Debug low GPU utilization in PyTorch training

Use this guide when PyTorch training is slow and GPU utilization is low, moderate, uneven, or bursty.

Low GPU utilization is a symptom. TraceML helps decide whether the likely cause is input loading, host-to-device transfer, wait time, rank skew, memory pressure, or model-side compute behavior.

Confirm the symptom

Run your training script:

traceml run train.py

In the System section, TraceML can report GPU utilization symptoms as:

Structured kind Text status Meaning
LOW_GPU_UTILIZATION LOW GPU UTIL average GPU utilization was below 30%
MODERATE_GPU_UTILIZATION MODERATE GPU UTIL average GPU utilization was from 30% through 70%

Above 70%, TraceML does not emit a GPU-utilization issue unless another System rule fires.

Explain it with Step Time

After confirming low or moderate GPU utilization, read the Step Time diagnosis.
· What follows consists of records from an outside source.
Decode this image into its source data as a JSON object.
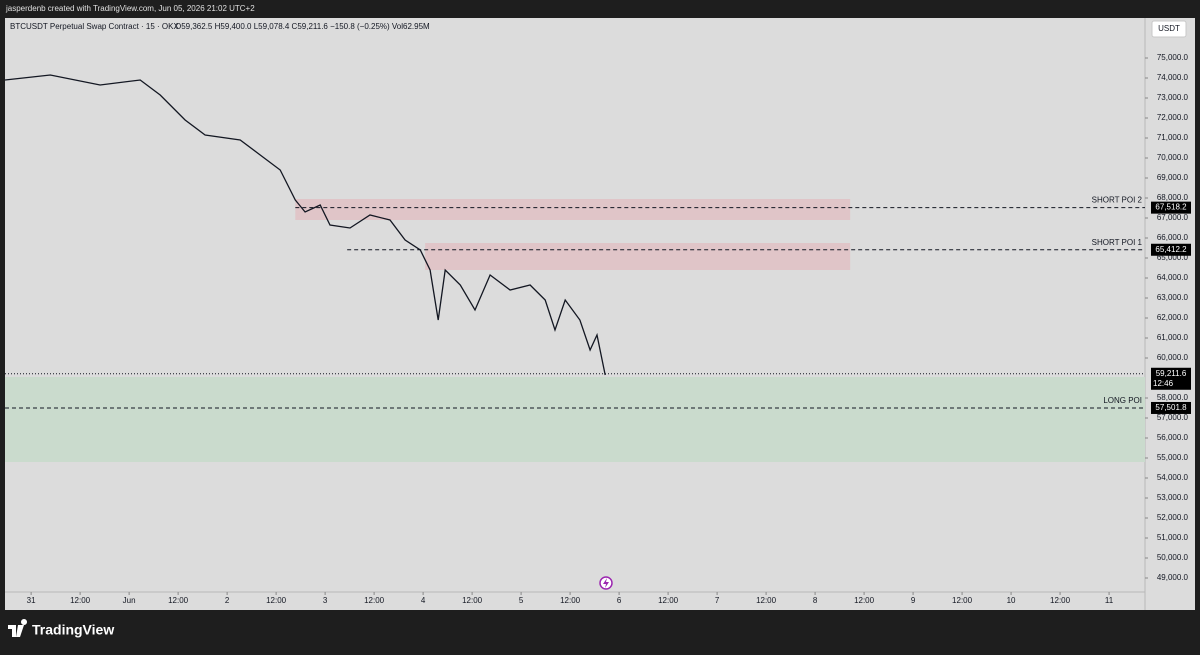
{
  "chart_data": {
    "type": "line",
    "header": "jasperdenb created with TradingView.com, Jun 05, 2026 21:02 UTC+2",
    "legend": "BTCUSDT Perpetual Swap Contract · 15 · OKX",
    "ohlc": "O59,362.5 H59,400.0 L59,078.4 C59,211.6 −150.8 (−0.25%) Vol62.95M",
    "currency": "USDT",
    "brand": "TradingView",
    "color": "#131722",
    "x": [
      -6.4,
      4.7,
      16.9,
      26.7,
      31.6,
      37.7,
      42.6,
      51.2,
      56.1,
      61,
      64.7,
      67.1,
      70.8,
      73.2,
      78.1,
      83,
      87.9,
      91.6,
      95.3,
      97.7,
      99.7,
      101.4,
      105.1,
      108.7,
      112.4,
      117.3,
      122.2,
      125.9,
      128.3,
      130.8,
      134.4,
      136.9,
      138.6,
      140.6
    ],
    "values": [
      73900,
      74150,
      73650,
      73900,
      73150,
      71900,
      71150,
      70900,
      70150,
      69400,
      67900,
      67300,
      67650,
      66650,
      66500,
      67150,
      66900,
      65900,
      65400,
      64400,
      61900,
      64400,
      63650,
      62400,
      64150,
      63400,
      63650,
      62900,
      61400,
      62900,
      61900,
      60400,
      61150,
      59150
    ],
    "xlim": [
      -6.4,
      272.8
    ],
    "xticks": [
      {
        "value": 0,
        "label": "31"
      },
      {
        "value": 12,
        "label": "12:00"
      },
      {
        "value": 24,
        "label": "Jun"
      },
      {
        "value": 36,
        "label": "12:00"
      },
      {
        "value": 48,
        "label": "2"
      },
      {
        "value": 60,
        "label": "12:00"
      },
      {
        "value": 72,
        "label": "3"
      },
      {
        "value": 84,
        "label": "12:00"
      },
      {
        "value": 96,
        "label": "4"
      },
      {
        "value": 108,
        "label": "12:00"
      },
      {
        "value": 120,
        "label": "5"
      },
      {
        "value": 132,
        "label": "12:00"
      },
      {
        "value": 144,
        "label": "6"
      },
      {
        "value": 156,
        "label": "12:00"
      },
      {
        "value": 168,
        "label": "7"
      },
      {
        "value": 180,
        "label": "12:00"
      },
      {
        "value": 192,
        "label": "8"
      },
      {
        "value": 204,
        "label": "12:00"
      },
      {
        "value": 216,
        "label": "9"
      },
      {
        "value": 228,
        "label": "12:00"
      },
      {
        "value": 240,
        "label": "10"
      },
      {
        "value": 252,
        "label": "12:00"
      },
      {
        "value": 264,
        "label": "11"
      }
    ],
    "ylim": [
      48400,
      77000
    ],
    "yticks": [
      {
        "value": 49000,
        "label": "49,000.0"
      },
      {
        "value": 50000,
        "label": "50,000.0"
      },
      {
        "value": 51000,
        "label": "51,000.0"
      },
      {
        "value": 52000,
        "label": "52,000.0"
      },
      {
        "value": 53000,
        "label": "53,000.0"
      },
      {
        "value": 54000,
        "label": "54,000.0"
      },
      {
        "value": 55000,
        "label": "55,000.0"
      },
      {
        "value": 56000,
        "label": "56,000.0"
      },
      {
        "value": 57000,
        "label": "57,000.0"
      },
      {
        "value": 58000,
        "label": "58,000.0"
      },
      {
        "value": 60000,
        "label": "60,000.0"
      },
      {
        "value": 61000,
        "label": "61,000.0"
      },
      {
        "value": 62000,
        "label": "62,000.0"
      },
      {
        "value": 63000,
        "label": "63,000.0"
      },
      {
        "value": 64000,
        "label": "64,000.0"
      },
      {
        "value": 65000,
        "label": "65,000.0"
      },
      {
        "value": 66000,
        "label": "66,000.0"
      },
      {
        "value": 67000,
        "label": "67,000.0"
      },
      {
        "value": 68000,
        "label": "68,000.0"
      },
      {
        "value": 69000,
        "label": "69,000.0"
      },
      {
        "value": 70000,
        "label": "70,000.0"
      },
      {
        "value": 71000,
        "label": "71,000.0"
      },
      {
        "value": 72000,
        "label": "72,000.0"
      },
      {
        "value": 73000,
        "label": "73,000.0"
      },
      {
        "value": 74000,
        "label": "74,000.0"
      },
      {
        "value": 75000,
        "label": "75,000.0"
      }
    ],
    "zones": [
      {
        "top": 67950,
        "bottom": 66900,
        "start": 64.7,
        "end": 200.6,
        "color": "#e0c5c8"
      },
      {
        "top": 65750,
        "bottom": 64400,
        "start": 96.5,
        "end": 200.6,
        "color": "#e0c5c8"
      },
      {
        "top": 59050,
        "bottom": 54800,
        "start": -6.4,
        "end": 272.8,
        "color": "#cadbcd"
      }
    ],
    "price_lines": [
      {
        "name": "SHORT POI 2",
        "value": 67518.2,
        "label": "67,518.2",
        "start": 64.7
      },
      {
        "name": "SHORT POI 1",
        "value": 65412.2,
        "label": "65,412.2",
        "start": 77.4
      },
      {
        "name": "LONG POI",
        "value": 57501.8,
        "label": "57,501.8",
        "start": -6.4
      }
    ],
    "last_price": {
      "value": 59211.6,
      "label": "59,211.6",
      "countdown": "12:46"
    }
  }
}
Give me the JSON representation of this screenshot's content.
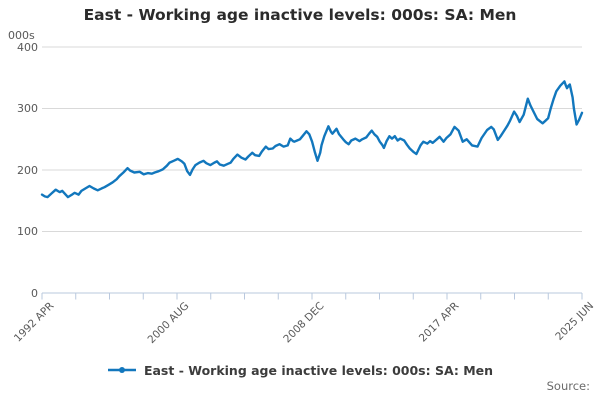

Step Time diagnosis What to do
INPUT-BOUND Inspect the DataLoader and input path.
INPUT STRAGGLER Inspect the slow input rank.
WAIT-HEAVY Inspect work outside traced phases, such as logging, checkpointing, validation, CPU stalls, framework orchestration, or unobserved transfers.
COMPUTE-BOUND Inspect forward, backward, and optimizer time before changing the DataLoader.
COMPUTE STRAGGLER or STRAGGLER Inspect rank skew and the called-out worst rank.
BALANCED Compare against a known good run or use a heavier profiler for lower-level detail.

Low GPU utilization plus INPUT-BOUND is a strong signal to start with the DataLoader bottleneck guide. Low GPU utilization by itself is not enough.

Checks that match TraceML evidence

If input time is high:

  • inspect DataLoader(num_workers=...)
  • inspect CPU preprocessing, decoding, tokenization, and collation
  • check slow storage or network filesystems
  • compare with a synthetic-data run

If H2D time is high:

  • check host-to-device transfer behavior
  • for CUDA training, check whether the input path uses pin_memory=True and non-blocking transfer where appropriate

If wait time is high:

  • inspect logging, checkpointing, validation, and framework work around the traced training step
  • inspect CPU or RAM pressure in the System and Process sections

If one rank is worse than the others:

Compare a fix

After changing the suspected cause, compare the before and after summaries:

traceml compare old_run/final_summary.json new_run/final_summary.json

Check whether GPU utilization, total step time, input time, wait time, or the primary diagnosis changed.